VALID 2017

At JPA, we take CPD seriously and grab every chance we get to find out what’s new and trialling in our field. We recently attended the Arboricultural Association seminar on the theme of 'Tree Risk - What's the Likelihood of Failure?'

As qualified advanced QTRA (Quantified Tree Risk Assessment) practitioners, the JPA team was particularly intrigued to hear a talk by Acer Ventura, a.k.a. David Evans, on his new tree risk assessment methodology known as VALID.

Mr Evans originally established VALID in 2015 simply as a way to help in the determination of the ‘probability of failure’ component of a tree risk assessment: useful but of limited value to those of us in the field. Now, however, he has evolved VALID into a full-blown tree risk-benefit assessment system, which applies the internationally accepted approach to risk-benefit assessment - the Tolerability of Risk (ToR) framework – to the field of tree surveying and management. 

He has also set up a non-profit organisation behind VALID to deliver training and guidance on tree risk-benefit assessment and management. He hopes this venture will help fund research he is doing for his PhD on the Likelihood of Failure decision-making at the Centre for Decision Analysis and Risk Management (DARM - the risk experts used by the National Tree Safety Group) - and ultimately provide breakthroughs in the field of tree risk assessment.

This session was particularly memorable for Mr Evans’ famous ‘Likelihood of Failure Club’ that always involves robust and rigorous debate as attendees are challenged to defend or redirect their oft-entrenched opinions.

The collective JPA team evaluation: VALID looks promising, and could be a really useful tool for tree risk assessors in the future.


Bio-mechanics and trees

We also heard from Frank Rinn, the brilliant German inventor of the Resistograph drill and the Arbotom.

His talk on tree static loads was highly complex, involving a level of mathematical gymnastics that many attendees struggled to follow.
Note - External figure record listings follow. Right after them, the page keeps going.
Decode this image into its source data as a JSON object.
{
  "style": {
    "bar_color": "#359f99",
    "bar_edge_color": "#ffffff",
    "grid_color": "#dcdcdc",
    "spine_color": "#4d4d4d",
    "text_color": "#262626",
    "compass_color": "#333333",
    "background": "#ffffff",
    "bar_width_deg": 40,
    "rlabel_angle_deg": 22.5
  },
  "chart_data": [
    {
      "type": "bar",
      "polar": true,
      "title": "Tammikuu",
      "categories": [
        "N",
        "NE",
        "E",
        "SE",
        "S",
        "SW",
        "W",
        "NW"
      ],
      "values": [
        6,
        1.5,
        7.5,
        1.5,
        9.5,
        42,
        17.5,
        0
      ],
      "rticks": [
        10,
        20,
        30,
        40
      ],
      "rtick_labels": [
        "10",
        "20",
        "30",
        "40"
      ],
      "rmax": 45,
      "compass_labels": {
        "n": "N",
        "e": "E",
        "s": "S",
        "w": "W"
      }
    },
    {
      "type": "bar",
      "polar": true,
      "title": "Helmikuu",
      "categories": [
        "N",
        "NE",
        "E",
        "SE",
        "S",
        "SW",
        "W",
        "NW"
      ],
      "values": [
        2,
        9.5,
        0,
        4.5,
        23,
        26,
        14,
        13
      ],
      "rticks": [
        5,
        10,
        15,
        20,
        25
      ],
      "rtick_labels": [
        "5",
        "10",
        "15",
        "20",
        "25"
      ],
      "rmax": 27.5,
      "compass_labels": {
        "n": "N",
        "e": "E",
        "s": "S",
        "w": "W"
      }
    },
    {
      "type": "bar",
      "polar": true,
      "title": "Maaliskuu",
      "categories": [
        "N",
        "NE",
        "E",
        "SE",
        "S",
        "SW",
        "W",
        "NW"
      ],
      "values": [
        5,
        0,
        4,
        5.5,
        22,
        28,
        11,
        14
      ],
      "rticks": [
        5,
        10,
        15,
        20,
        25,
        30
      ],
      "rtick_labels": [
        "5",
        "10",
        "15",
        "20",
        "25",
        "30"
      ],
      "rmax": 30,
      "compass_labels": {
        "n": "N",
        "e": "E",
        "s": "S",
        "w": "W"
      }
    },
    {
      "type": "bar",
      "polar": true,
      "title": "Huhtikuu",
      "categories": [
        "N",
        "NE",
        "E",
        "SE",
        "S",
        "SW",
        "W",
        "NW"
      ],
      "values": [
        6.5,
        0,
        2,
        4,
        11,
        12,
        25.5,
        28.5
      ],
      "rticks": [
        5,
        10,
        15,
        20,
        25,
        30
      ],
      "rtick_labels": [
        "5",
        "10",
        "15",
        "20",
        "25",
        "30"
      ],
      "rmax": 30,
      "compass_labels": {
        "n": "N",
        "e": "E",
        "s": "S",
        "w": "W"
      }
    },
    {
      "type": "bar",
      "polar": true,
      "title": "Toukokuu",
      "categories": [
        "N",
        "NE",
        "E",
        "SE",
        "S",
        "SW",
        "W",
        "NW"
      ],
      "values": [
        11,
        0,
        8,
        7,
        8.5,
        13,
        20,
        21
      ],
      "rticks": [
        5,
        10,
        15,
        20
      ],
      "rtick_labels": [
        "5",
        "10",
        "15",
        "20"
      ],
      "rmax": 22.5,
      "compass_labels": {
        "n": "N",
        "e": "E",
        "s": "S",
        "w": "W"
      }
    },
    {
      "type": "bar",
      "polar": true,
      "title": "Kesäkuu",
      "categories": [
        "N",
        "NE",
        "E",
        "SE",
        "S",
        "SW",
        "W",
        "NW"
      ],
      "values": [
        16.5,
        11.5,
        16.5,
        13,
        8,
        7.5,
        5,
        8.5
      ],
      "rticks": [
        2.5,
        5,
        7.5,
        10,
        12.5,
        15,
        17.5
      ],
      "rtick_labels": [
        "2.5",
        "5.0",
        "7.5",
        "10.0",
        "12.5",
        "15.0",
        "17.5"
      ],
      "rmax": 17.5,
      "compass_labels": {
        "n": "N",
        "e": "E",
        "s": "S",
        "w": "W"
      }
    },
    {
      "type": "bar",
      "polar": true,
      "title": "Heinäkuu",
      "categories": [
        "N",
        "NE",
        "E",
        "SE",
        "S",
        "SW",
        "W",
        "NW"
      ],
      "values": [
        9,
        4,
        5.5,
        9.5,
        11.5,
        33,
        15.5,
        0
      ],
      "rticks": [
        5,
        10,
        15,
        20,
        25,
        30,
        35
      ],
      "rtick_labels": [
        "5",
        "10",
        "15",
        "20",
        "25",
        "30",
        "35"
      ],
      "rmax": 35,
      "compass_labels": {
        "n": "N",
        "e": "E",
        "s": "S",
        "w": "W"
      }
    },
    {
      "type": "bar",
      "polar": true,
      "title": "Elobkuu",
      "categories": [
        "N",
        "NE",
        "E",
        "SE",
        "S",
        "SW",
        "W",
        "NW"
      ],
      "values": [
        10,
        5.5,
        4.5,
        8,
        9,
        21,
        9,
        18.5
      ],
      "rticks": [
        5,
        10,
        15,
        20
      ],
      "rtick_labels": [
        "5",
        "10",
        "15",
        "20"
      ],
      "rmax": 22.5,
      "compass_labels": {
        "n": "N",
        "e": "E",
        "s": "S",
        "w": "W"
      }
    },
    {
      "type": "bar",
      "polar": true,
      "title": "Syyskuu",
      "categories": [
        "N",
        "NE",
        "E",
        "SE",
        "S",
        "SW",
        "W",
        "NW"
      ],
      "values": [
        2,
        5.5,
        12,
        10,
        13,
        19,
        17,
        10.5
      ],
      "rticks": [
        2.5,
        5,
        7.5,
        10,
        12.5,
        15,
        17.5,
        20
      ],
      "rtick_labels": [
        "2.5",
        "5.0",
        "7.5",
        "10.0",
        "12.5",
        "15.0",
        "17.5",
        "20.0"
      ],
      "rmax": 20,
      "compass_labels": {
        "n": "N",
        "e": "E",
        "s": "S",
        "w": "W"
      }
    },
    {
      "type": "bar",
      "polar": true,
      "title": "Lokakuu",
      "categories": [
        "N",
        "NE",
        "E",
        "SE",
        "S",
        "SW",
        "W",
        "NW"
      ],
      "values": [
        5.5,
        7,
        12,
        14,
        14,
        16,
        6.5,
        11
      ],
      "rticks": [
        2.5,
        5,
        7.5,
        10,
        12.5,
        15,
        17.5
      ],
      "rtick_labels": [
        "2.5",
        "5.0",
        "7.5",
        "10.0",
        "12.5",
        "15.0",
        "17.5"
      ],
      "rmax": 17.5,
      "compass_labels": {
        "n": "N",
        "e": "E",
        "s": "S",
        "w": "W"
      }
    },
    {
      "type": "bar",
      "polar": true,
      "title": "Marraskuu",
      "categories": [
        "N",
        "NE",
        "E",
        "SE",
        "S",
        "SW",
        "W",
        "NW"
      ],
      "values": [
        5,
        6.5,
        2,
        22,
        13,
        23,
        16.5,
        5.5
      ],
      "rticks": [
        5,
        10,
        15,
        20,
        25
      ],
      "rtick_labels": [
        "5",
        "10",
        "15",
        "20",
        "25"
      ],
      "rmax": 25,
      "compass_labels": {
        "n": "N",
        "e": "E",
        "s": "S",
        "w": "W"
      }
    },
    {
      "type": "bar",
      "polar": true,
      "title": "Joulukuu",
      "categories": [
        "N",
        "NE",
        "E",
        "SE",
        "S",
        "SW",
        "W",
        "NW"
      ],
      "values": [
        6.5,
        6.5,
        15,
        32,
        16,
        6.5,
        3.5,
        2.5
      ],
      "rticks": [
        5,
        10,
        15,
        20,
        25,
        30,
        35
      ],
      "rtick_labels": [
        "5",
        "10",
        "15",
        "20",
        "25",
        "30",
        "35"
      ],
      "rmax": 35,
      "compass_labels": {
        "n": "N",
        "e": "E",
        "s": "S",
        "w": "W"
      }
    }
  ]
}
However, he charmingly persevered and the application of his equations is undoubtedly of solid value to those of us on the ground (or in the canopy), converting theory into practical tools and strategies that enable us to help our clients resolve their tree-related issues.

Moreover, it is safe to say we now know an awful lot more about wood anatomy, tree safety factors, wind load and pruning, and international tree inspection standards than we ever thought we needed to.  His insights into legislation relating to trees in Germany and other countries were particularly mind-blowing: some of the regulations beggar belief and left us really rather relieved to be operating in the UK.